The first context is 1 Thessalonians 5:17 — Spiritual Formation
The apostle Paul says, “pray without ceasing,” (1 Thessalonians 5:17). But does he mean that we must pray [literally] all the time? Not at all…. What Paul meant by “praying without ceasing” is to encourage the Thessalonians [as young, growing believers] to maintain a faithful prayer life as his own. Praying without ceasing does not mean to pray constantly; but to be consistent and persistent in our prayer life…. (Doctrina et Defensus, brackets mine)

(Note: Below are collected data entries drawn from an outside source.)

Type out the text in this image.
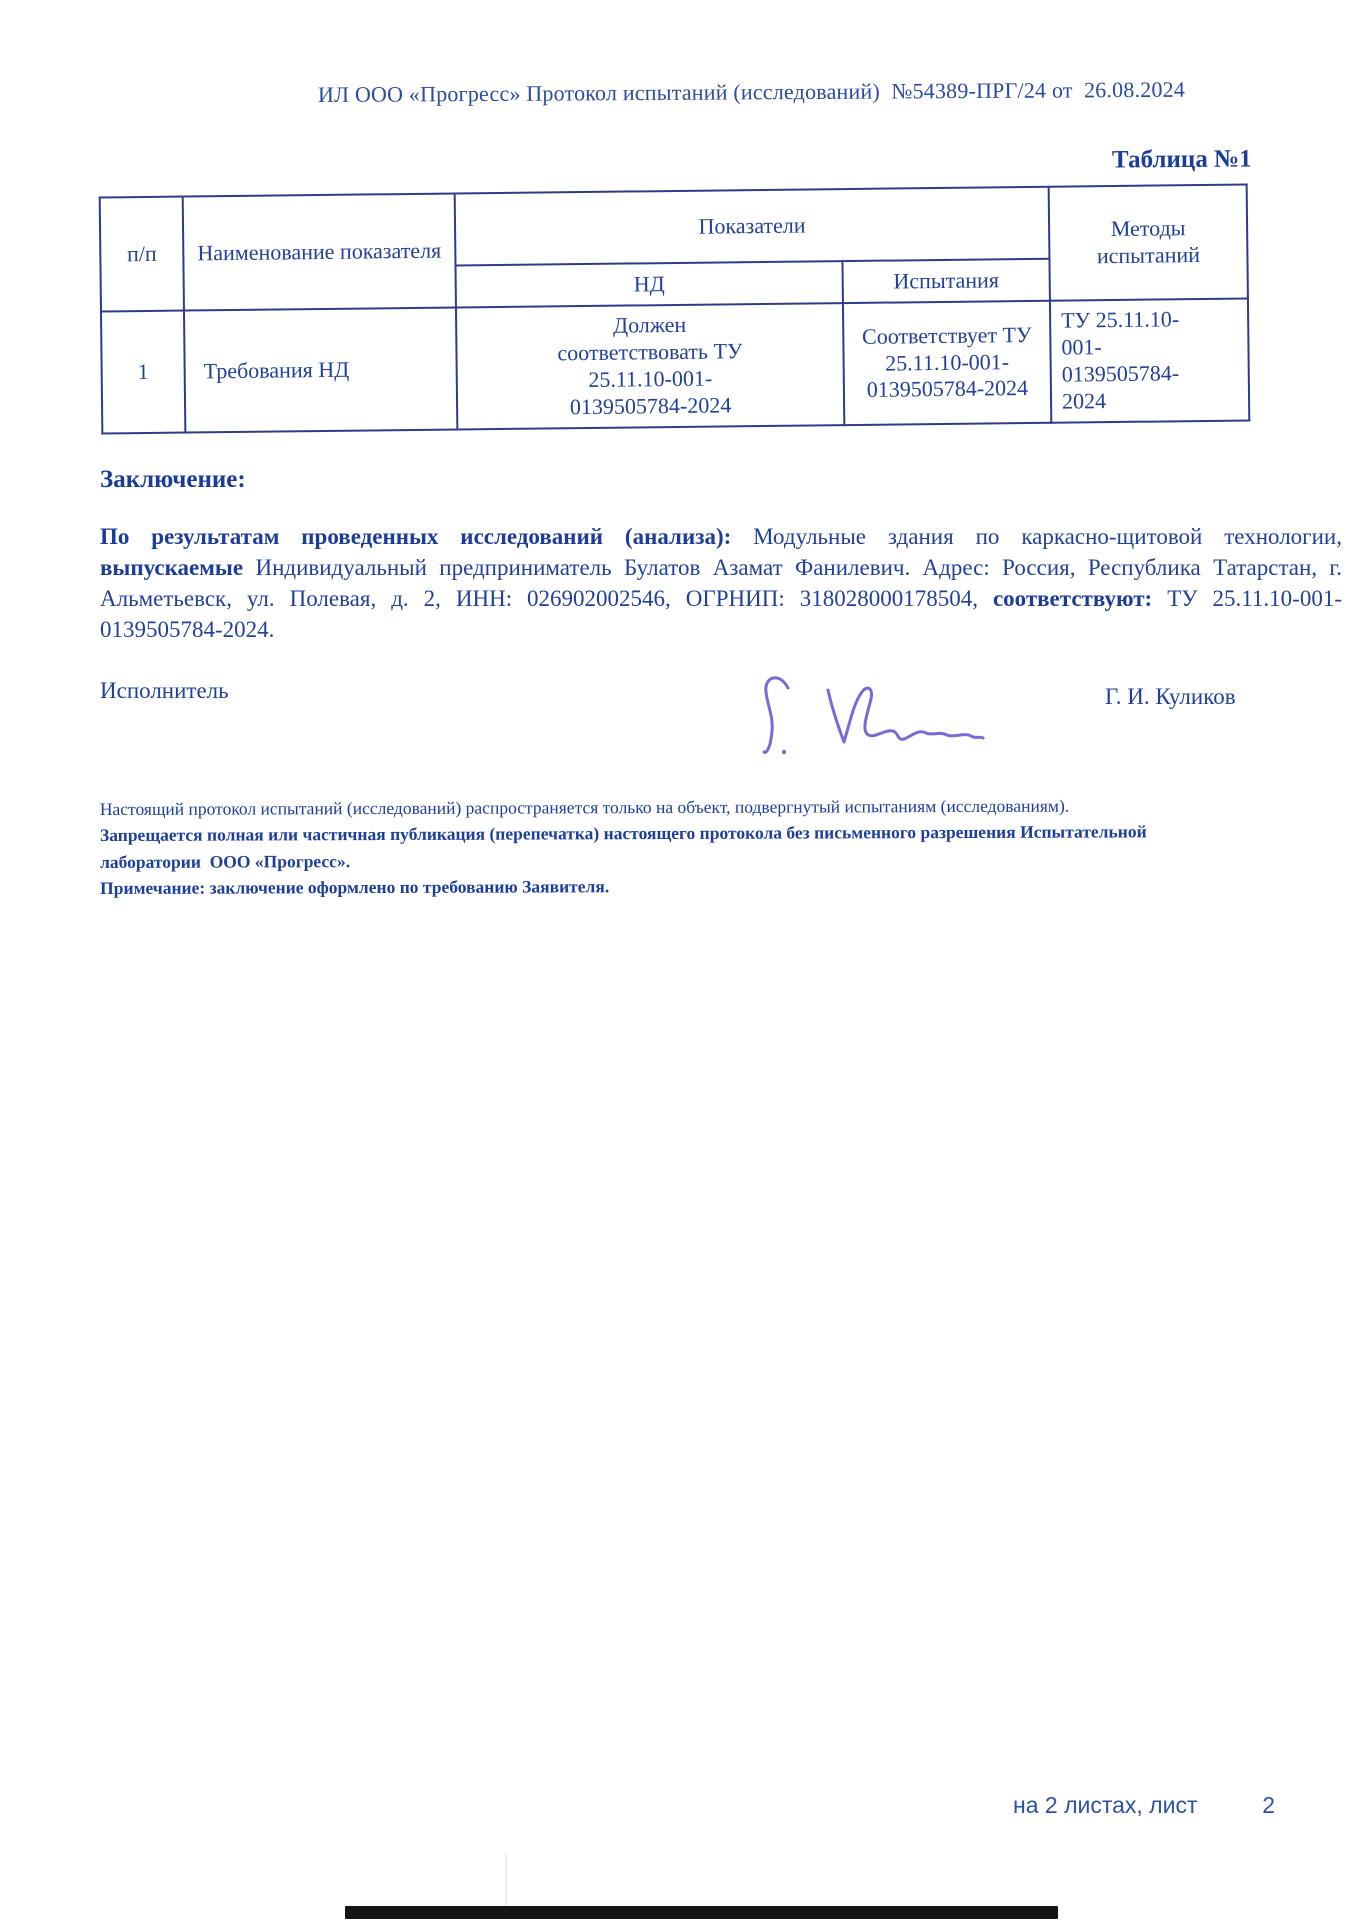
ИЛ ООО «Прогресс» Протокол испытаний (исследований)  №54389-ПРГ/24 от  26.08.2024
Таблица №1
п/п	Наименование показателя	Показатели		Методы
испытаний
		НД	Испытания	
1	Требования НД	Должен
соответствовать ТУ
25.11.10-001-
0139505784-2024	Соответствует ТУ
25.11.10-001-
0139505784-2024	ТУ 25.11.10-
001-
0139505784-
2024
Заключение:

По результатам проведенных исследований (анализа): Модульные здания по каркасно-щитовой технологии, выпускаемые Индивидуальный предприниматель Булатов Азамат Фанилевич. Адрес: Россия, Республика Татарстан, г. Альметьевск, ул. Полевая, д. 2, ИНН: 026902002546, ОГРНИП: 318028000178504, соответствуют: ТУ 25.11.10-001-0139505784-2024.

Исполнитель	Г. И. Куликов
Настоящий протокол испытаний (исследований) распространяется только на объект, подвергнутый испытаниям (исследованиям).
Запрещается полная или частичная публикация (перепечатка) настоящего протокола без письменного разрешения Испытательной
лаборатории  ООО «Прогресс».
Примечание: заключение оформлено по требованию Заявителя.
на 2 листах, лист	2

Without consistent and persistent prayer, there can be no proper spiritual formation for the Christian. If one “folds” or gives up in prayer, he/she has given in to a great detriment. As Hebrews states in chapter 6, verses 10 and following, the Christian must show diligence in believing, so that with faith and patience he/she can obtain the promises God has given us for becoming mature as Christians (i.e. like Christ Jesus). We become like Him through partaking of His divine nature, which allows us to escape the corruption that is in us and in the world due to evil desires (2 Peter 1; Eph. 4:13). The more consistently and persistently we pray, the more we are illumined to the Scriptures and the more we access Him for spiritual growth.
The second context for “pray without ceasing” is Ephesians 6:18 — Spiritual Warfare
In perhaps the greatest revelation of spiritual warfare in the Bible, the Christian is warned to be consistent and persistent in prayer. This is very much like a warning 1 Peter 5:8 which states, “be clear thinking, be on alert, because your adversary the devil walks around like a roaring lion, seeking whom he may devour.” But whereas 1 Peter 5:8 commands to have an eye out at all times for the enemy, Ephesians 6:18 tells believers to keep their eyes intently on God, from Whom our help comes. We should do this for one another and for ourselves. Amid spiritual warring, when we seek justice against our spiritual adversary, the Christian ought not lose heart in consistently and persistently praying (Luke 18:1-8). If a judge who is unjust gives an otherwise helpless but persistent widow her victory, then how much more will the Righteous Judge give those who are his children the victory over their adversary? But, pray, pray, pray.